Ich bin ein entflohener Kettensträfling

OT: Vivo per la tua morte
ITALOWESTERN: Italien, 1968
Regie: Camillo Bazzoni
Darsteller: Steve Reeves, Wayde Preston, Guido Lollobrigida, Nello Pazzafini

STORY:

Mike und Roy Sturges wird ein Überall auf eine Eisenbahn zur Last gelegt, den sie nicht begangen haben. Trotzdem werden sie zu einer Haftstrafe im härtesten Gefängnis des Westens verurteilt. Als Roy im Steinbruch zu Tode geschunden wird, entschließt sich Mike zur Flucht. Denn er weiß, wer sie damals verraten und unschuldig hinter Gitter gebracht hat. Und nun ist er fest entschlossen, diese Männer zur Rechenschaft zu ziehen ...

KRITIK:

"So let me show you aroundmaybe play you a sound - You look like you're both pretty groovy - Or if you want something visual,  that's not too abysmal We could take in an old Steve Reeves movie..."

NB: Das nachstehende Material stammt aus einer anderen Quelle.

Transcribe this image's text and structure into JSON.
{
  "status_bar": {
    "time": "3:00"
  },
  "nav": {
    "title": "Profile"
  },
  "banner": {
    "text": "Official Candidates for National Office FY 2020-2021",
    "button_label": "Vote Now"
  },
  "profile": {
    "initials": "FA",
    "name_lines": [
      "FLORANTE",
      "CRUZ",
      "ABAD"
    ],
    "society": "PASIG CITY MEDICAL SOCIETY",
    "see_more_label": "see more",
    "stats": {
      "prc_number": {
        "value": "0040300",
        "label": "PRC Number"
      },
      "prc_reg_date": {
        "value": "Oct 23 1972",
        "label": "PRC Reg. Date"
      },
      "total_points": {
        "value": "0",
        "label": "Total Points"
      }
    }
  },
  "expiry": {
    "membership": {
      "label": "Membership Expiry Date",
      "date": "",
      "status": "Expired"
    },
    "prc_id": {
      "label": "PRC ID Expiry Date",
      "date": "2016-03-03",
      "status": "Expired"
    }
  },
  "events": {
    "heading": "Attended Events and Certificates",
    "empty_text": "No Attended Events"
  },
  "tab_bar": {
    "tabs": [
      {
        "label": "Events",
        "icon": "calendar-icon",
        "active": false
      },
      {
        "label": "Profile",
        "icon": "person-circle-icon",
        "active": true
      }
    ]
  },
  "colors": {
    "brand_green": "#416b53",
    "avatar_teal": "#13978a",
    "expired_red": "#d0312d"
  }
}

Soweit eine schöne Strophe aus der ROCKY HORROR PICTURE SHOW. Und ja, warum zum Teufel nicht? Also rein mit dem alten Steve-Reeves-Film! ICH BIN EIN ENTFLOHENER KETTENSTRÄFLING, dem last but not least in seiner Filmografie.

Für seinen allerletzten Film hat der gebürtige Amerikaner und Muskelmann in Tausendundeins italienischen Sandalenfilmen doch tatsächlich den Lendenschurz gegen einen Revolvergürtel eingetauscht. Danach ist Reeves abgetreten; von der großen Bühne des europäischen Genrekinos. Mit einem kurzen, humorlosen Knall sozusagen. Wobei "kurz" wohl das falsche Wort ist. Verteilt über seine deutlich action-orientierten 86 Minuten knallt es beim KETTENSTRÄFLING nämlich ganz schön ausdauernd.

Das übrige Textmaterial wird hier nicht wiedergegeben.